During his interactions with king Jeroboam – found in vs. 1-9 - this man of God seems to have a keen grasp on the importance of this truth, and he quickly refuses the king’s offer to “stay for dinner” (vs. 6-9). In other words, the king wanted to “go inside during the garage sale,” and this man promptly told him, “No!”
However, things change drastically in the next part of this story.
As this man of God traveled home, he stopped to rest under an oak tree, and was joined by an “old prophet” who lived nearby. This old prophet had heard about this man of God’s interactions with the king, and for whatever reason, wanted to spend some time with him. After inviting the man of God to his home for a meal, the old prophet is told “No!” Again, this seems to be something that is “not for sale.” So far, so good, right?
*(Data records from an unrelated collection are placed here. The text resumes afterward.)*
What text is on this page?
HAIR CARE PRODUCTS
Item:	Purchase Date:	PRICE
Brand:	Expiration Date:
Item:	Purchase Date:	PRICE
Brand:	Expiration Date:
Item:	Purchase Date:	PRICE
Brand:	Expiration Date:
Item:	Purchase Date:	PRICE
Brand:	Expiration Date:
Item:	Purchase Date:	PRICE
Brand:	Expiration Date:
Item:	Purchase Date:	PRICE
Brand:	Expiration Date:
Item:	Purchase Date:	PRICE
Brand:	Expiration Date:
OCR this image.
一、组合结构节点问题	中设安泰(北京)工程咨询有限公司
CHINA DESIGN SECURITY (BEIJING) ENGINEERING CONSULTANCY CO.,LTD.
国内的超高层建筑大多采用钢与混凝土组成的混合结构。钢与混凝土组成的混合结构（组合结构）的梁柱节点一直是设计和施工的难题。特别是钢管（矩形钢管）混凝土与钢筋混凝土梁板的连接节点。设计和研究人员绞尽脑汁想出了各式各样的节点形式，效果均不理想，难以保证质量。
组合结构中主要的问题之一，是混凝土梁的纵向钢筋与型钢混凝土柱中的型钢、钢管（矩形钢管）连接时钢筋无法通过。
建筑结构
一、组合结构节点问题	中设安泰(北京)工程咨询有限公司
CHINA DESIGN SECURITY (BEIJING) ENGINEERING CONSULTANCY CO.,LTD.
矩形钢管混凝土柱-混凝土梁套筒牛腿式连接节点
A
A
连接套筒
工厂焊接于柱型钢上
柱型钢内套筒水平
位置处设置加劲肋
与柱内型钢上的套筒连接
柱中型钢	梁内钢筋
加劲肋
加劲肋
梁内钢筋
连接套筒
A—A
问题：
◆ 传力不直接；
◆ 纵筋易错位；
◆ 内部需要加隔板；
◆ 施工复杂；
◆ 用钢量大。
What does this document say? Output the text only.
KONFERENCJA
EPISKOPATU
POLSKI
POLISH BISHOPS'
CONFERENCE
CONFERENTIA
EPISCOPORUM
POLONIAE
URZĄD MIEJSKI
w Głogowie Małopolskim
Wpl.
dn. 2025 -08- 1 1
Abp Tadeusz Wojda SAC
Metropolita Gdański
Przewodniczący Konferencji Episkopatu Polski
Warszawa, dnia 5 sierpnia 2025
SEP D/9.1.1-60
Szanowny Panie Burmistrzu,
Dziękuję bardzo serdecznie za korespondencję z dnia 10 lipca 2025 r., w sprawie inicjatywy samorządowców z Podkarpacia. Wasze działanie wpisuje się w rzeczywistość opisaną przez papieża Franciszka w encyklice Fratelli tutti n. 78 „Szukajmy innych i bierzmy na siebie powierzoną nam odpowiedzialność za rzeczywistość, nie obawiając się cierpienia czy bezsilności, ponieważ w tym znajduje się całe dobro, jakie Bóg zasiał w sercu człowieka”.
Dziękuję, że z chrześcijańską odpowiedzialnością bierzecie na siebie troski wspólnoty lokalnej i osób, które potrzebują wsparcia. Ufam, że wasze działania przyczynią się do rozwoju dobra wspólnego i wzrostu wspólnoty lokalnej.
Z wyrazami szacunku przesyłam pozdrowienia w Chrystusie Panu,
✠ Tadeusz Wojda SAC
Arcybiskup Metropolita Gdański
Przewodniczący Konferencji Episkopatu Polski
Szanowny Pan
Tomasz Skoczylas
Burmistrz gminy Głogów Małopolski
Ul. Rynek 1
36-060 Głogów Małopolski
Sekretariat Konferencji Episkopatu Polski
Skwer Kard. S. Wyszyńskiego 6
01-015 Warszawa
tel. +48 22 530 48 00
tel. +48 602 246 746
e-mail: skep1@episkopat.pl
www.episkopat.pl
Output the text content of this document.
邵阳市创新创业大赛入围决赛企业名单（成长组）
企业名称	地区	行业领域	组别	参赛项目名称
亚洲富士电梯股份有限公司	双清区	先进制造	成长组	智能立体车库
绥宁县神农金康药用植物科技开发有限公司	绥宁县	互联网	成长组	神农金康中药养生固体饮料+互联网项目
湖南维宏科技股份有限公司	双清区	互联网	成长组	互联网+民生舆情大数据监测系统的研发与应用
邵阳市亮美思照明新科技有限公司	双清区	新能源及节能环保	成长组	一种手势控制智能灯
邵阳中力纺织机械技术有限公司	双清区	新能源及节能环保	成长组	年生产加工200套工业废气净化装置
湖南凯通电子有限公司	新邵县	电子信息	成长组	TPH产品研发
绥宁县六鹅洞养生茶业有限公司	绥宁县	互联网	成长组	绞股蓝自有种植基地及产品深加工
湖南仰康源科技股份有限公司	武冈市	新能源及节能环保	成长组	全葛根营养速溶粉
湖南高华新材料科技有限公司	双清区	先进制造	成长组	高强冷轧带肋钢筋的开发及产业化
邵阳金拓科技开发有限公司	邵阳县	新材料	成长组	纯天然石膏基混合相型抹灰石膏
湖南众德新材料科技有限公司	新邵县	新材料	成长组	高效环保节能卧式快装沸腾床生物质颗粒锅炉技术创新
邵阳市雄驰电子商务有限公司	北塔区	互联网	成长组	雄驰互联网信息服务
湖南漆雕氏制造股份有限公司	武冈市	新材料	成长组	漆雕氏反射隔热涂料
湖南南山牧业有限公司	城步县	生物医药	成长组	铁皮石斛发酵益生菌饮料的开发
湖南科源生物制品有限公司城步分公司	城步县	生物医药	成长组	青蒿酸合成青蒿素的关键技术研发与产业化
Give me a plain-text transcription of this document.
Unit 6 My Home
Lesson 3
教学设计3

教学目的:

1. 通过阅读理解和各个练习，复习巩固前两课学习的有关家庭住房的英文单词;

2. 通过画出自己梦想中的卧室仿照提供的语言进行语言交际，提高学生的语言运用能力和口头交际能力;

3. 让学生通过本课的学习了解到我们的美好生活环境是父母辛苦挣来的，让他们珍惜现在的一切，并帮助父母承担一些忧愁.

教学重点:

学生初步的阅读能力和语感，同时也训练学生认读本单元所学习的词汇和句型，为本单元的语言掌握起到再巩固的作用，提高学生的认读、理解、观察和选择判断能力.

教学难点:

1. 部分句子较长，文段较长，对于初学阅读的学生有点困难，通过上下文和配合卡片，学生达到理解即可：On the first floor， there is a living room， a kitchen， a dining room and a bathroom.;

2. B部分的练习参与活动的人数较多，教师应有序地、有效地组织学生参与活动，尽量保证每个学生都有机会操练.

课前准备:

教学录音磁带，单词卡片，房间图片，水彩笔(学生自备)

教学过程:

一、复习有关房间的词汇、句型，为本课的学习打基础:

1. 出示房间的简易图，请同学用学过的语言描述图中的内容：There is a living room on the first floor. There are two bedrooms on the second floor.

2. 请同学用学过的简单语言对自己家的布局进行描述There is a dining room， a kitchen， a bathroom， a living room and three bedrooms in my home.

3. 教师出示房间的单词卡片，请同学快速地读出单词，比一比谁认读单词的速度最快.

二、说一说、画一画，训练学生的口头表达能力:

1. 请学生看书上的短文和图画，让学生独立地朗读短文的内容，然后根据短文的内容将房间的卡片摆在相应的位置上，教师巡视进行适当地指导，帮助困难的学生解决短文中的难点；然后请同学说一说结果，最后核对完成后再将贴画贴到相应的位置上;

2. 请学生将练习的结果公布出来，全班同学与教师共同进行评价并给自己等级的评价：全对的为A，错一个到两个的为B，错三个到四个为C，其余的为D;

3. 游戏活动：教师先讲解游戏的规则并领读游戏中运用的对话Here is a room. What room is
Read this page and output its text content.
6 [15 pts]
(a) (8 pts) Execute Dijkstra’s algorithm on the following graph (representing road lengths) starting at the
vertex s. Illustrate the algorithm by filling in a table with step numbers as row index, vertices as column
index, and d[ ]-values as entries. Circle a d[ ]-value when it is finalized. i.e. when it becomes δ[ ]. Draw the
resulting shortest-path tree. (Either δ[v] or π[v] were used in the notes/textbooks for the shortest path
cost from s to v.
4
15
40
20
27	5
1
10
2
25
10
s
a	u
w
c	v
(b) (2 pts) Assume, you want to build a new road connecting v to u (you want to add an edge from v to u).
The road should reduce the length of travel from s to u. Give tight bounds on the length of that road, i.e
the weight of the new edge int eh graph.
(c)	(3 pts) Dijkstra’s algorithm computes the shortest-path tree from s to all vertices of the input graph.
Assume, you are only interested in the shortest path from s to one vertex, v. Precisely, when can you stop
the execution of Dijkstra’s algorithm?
Then the old prophet does something not so nice: he lies to the man of God. He tells him, “I also am a prophet as you are, and an angel spoke to me by the word of the Lord, saying, ‘Bring him back with you into your house that he may eat bread and drink water’.” In other words, he weasels his way inside the house during the garage sale. And maybe it was because the man of God was so hungry, or maybe he was simply unprepared for this deception, but he goes to his house for a meal.
He SELLS his truth.
And the price was high. We are told in the following verses that God literally speaks through the old prophet during the meal and tells this man of God that he has been disobedient and that his “body shall not come to the tomb of [his] fathers” (vs. 22). On his way home, the man of God is attacked and killed by a lion. By any standard, this was not a “successful garage sale,” was it?
We are told in Proverbs 23:23 to “Buy truth, and do not sell it…”
We would do well to remember that truth is valuable, and that it does not belong in a garage sale. When it comes to truth, we should not sell it, bargain with it, or even “bring it outside,” no matter who tries to buy it from us!
May we all be on guard against kings, prophets, friends, parents, children, teachers, preachers, spouses, authors, presidents, bloggers, actors, singers, coaches, or anyone else who tries to get us to sell God’s truth!
And let’s not forget the theological thrust of this article: having garage sales at your home is a sin.